BRISBANE, AUSTRALIA - No one won more WTA titles in 2017 than Elina Svitolina, so of course the 23-year-old would kick off her 2018 season with yet another trophy. En route to her 10th career title, the Ukrainian defeated Carla Suarez Navarro, Ana Konjuh, Johanna Konta, and Karolina Pliskova, before rolling past surprise finalist Aliaksandra Sasnovich to win the Brisbane International on Saturday. The title assured Svitolina the No.4 ranking on Monday and a Top 4 seeding at the Australian Open, which begins on January 15th.
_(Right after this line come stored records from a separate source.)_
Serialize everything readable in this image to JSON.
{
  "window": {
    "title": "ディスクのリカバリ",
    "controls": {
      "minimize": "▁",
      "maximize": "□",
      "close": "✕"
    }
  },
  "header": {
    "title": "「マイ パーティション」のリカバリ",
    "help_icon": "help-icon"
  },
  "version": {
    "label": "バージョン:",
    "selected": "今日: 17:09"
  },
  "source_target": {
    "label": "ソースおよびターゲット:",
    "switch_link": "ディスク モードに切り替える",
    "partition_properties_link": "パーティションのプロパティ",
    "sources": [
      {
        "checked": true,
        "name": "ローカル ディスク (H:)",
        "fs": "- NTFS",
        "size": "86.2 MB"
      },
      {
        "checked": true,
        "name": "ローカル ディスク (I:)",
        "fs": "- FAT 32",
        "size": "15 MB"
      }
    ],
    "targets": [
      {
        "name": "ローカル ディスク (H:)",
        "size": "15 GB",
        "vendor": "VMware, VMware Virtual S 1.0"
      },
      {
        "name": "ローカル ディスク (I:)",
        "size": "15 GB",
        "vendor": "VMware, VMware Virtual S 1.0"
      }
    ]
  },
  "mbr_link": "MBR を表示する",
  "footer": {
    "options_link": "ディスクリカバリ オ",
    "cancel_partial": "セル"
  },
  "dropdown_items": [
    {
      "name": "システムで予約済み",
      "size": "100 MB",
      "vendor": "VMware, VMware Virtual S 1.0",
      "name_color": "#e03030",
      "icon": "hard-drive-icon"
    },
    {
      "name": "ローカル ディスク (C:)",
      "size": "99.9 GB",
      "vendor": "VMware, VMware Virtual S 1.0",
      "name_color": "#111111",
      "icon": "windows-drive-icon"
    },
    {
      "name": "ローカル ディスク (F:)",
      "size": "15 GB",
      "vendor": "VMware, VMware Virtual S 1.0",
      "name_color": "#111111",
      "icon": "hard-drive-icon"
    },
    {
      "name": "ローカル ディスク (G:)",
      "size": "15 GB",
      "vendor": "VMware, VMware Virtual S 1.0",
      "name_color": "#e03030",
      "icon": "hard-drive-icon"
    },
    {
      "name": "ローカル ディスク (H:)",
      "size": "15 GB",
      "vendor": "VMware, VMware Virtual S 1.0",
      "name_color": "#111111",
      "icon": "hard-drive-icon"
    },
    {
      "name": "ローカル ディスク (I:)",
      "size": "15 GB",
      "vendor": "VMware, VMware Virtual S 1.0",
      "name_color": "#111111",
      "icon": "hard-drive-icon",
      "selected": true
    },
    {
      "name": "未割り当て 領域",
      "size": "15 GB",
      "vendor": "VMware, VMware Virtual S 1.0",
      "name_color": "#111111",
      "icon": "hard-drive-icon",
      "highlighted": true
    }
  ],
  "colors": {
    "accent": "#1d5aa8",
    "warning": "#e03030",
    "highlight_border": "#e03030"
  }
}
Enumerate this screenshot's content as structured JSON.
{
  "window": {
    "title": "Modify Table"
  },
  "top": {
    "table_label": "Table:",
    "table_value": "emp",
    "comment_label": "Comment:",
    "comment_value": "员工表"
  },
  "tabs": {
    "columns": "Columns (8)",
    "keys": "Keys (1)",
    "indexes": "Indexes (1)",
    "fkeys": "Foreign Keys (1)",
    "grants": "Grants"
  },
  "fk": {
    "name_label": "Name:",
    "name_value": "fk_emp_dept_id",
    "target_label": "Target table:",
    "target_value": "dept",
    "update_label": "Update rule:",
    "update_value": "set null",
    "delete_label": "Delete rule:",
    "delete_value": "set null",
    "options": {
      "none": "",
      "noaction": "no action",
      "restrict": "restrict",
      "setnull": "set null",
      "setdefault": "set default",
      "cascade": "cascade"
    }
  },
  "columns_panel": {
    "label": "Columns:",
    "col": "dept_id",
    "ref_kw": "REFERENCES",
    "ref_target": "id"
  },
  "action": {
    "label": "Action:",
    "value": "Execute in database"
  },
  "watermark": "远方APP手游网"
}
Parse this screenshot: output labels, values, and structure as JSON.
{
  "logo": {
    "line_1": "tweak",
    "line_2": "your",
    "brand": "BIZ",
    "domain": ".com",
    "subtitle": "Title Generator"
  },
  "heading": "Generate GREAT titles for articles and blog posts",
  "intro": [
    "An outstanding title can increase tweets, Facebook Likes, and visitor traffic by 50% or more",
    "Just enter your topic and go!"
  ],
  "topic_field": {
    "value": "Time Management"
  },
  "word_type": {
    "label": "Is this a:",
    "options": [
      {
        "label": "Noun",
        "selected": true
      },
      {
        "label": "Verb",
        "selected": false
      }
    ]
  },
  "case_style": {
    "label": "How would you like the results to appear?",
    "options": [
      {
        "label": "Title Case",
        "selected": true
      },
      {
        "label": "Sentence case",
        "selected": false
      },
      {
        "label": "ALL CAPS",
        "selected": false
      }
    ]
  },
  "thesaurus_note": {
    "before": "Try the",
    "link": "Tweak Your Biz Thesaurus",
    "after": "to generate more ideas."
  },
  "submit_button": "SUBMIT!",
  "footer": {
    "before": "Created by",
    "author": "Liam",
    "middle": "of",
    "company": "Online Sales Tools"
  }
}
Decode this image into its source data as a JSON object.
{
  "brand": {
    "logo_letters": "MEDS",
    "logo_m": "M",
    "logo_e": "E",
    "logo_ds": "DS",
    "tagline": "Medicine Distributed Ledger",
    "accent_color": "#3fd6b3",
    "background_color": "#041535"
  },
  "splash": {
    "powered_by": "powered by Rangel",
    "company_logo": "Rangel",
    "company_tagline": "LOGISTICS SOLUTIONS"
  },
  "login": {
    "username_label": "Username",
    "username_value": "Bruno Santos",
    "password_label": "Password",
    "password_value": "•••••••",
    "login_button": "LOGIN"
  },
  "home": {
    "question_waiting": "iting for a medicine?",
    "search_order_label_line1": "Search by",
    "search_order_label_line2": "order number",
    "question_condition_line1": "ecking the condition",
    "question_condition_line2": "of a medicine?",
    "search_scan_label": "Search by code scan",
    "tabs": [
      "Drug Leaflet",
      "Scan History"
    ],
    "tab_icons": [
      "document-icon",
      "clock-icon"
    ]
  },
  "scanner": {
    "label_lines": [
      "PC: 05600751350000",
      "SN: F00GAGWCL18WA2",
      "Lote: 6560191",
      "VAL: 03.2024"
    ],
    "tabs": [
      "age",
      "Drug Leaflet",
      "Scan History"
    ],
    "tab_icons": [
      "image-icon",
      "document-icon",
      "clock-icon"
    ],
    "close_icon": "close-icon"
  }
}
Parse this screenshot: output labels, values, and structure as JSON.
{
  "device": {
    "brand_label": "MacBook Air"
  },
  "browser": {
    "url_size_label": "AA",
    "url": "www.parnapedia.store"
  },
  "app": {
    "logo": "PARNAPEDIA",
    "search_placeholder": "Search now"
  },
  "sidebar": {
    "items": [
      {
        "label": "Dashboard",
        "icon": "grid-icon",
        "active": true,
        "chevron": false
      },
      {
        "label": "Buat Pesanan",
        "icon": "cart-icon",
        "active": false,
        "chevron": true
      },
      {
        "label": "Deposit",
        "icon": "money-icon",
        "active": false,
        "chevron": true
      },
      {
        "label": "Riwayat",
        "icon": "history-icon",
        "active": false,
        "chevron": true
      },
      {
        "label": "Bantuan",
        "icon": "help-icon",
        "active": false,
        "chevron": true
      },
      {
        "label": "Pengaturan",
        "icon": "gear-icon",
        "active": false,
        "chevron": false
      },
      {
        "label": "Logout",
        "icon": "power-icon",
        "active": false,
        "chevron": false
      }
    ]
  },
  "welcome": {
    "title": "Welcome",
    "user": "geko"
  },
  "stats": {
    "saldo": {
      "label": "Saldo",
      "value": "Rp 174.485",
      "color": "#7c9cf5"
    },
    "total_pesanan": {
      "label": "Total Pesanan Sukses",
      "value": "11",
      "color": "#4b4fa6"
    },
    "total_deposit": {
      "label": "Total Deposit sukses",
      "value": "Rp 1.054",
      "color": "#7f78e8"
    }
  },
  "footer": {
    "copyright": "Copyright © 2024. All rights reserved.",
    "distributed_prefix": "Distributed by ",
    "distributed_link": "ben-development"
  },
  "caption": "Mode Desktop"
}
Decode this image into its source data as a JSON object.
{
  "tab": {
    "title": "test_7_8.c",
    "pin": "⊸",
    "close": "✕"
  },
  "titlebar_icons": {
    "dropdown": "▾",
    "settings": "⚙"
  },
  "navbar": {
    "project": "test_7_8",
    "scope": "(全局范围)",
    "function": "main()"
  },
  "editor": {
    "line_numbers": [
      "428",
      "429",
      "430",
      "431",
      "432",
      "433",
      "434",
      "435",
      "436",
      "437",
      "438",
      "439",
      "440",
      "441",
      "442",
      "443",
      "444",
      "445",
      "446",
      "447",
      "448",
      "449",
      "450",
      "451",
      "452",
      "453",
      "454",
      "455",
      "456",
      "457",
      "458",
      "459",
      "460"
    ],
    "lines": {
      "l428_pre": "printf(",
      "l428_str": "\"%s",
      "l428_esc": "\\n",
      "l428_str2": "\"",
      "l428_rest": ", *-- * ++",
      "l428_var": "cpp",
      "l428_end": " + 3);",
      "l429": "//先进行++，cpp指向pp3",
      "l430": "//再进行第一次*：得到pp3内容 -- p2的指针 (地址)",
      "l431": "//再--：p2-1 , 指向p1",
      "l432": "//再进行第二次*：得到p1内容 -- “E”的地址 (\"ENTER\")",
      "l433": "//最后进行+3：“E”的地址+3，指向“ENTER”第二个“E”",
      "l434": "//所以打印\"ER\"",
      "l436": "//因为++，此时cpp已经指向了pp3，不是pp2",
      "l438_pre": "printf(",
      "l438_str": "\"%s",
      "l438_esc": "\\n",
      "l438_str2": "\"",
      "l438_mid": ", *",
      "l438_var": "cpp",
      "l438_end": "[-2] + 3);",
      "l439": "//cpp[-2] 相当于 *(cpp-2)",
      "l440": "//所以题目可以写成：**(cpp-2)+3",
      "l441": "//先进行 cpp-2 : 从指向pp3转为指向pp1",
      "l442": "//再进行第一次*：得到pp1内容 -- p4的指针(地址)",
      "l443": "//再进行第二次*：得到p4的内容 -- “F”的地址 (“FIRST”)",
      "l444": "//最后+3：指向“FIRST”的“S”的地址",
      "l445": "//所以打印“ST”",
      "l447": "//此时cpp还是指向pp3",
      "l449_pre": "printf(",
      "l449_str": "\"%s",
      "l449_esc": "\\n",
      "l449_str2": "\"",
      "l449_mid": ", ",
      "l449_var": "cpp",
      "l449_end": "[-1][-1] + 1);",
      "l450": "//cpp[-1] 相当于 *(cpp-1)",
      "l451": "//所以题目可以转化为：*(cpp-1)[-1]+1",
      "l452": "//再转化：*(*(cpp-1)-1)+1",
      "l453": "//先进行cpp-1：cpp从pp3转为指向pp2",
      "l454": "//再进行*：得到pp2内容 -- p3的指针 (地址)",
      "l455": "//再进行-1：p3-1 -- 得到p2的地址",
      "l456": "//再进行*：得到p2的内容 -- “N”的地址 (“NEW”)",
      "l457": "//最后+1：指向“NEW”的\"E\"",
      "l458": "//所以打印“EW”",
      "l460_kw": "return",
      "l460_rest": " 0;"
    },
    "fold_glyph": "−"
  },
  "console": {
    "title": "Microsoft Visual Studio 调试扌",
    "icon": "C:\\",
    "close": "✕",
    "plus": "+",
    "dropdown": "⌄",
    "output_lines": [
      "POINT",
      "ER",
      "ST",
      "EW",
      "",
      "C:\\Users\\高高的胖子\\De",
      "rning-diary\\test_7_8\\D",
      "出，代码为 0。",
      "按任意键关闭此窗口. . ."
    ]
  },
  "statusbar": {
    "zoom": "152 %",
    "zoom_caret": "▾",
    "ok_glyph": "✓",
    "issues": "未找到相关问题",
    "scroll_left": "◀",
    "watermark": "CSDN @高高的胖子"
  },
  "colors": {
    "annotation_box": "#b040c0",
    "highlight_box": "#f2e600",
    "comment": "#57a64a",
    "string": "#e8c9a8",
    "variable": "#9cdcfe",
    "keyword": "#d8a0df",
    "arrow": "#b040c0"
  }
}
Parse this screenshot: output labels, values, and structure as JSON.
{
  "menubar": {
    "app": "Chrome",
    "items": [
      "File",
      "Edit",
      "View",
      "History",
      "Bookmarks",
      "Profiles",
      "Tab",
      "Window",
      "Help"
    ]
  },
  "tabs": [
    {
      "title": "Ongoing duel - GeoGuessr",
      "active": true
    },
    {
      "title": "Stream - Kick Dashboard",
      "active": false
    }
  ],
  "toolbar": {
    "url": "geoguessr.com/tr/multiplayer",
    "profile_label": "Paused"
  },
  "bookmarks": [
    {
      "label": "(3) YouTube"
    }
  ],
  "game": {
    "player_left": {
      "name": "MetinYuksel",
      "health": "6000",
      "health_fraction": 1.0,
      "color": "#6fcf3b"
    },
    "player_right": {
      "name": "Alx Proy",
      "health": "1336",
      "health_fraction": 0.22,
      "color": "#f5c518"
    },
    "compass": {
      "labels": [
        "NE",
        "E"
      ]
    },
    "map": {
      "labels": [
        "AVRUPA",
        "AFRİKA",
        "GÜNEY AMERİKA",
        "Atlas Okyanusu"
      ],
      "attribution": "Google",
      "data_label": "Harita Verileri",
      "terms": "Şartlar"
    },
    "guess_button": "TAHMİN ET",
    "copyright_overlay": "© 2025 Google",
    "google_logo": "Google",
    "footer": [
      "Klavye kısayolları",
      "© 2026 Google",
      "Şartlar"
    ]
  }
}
"I always been playing well in Brisbane, but two semifinals and never further," Svitolina said on the WTA Insider Podcast. "I was a little bit unlucky before. This time I was playing well. I had a tough draw but I'm very happy with the way I was handling the tough moments and the things I was working on in the off-season was really showing that I'm on the right path. I'm just really happy that I could win this week and play well."
Svitolina joins the WTA Insider Podcast for the first Champions Corner of the new season to discuss her off-season preparation, how her game meshes in Australia, and tells the story of the one time she played a match on zero sleep. It wasn't a complete disaster!
Listen to Svitolina's full interview below:
On her goals for 2018:
For this year there are two or three goals. The first one is to stay healthy. That's definitely the main goal because if you're not healthy you cannot perform 100%. Especially at the high level in tennis. The second one is to be mentally fresh because it's very important. If you're not fresh your consistency drops and again, you're not there and you cannot play all the tournaments at a high level. Tha's pretty much it. To use what I'm working on, be there 100%, and do the job 100%.
On how she stays mentally fresh:
I try always to have small breaks, even for a weekend, I try to go somewhere I don't see tennis courts. For me, it's very important. Sometimes if I have two days I go to Spain or France just to reset my mind and it really helps me.
On her relationship with the Australian Open:
I really like this Grand Slam because it's very chilled. Sometimes I don't even feel that I'm at a Grand Slam - I have to remind myself that I'm actually playing a Grand Slam! That's why it can be tough mentally.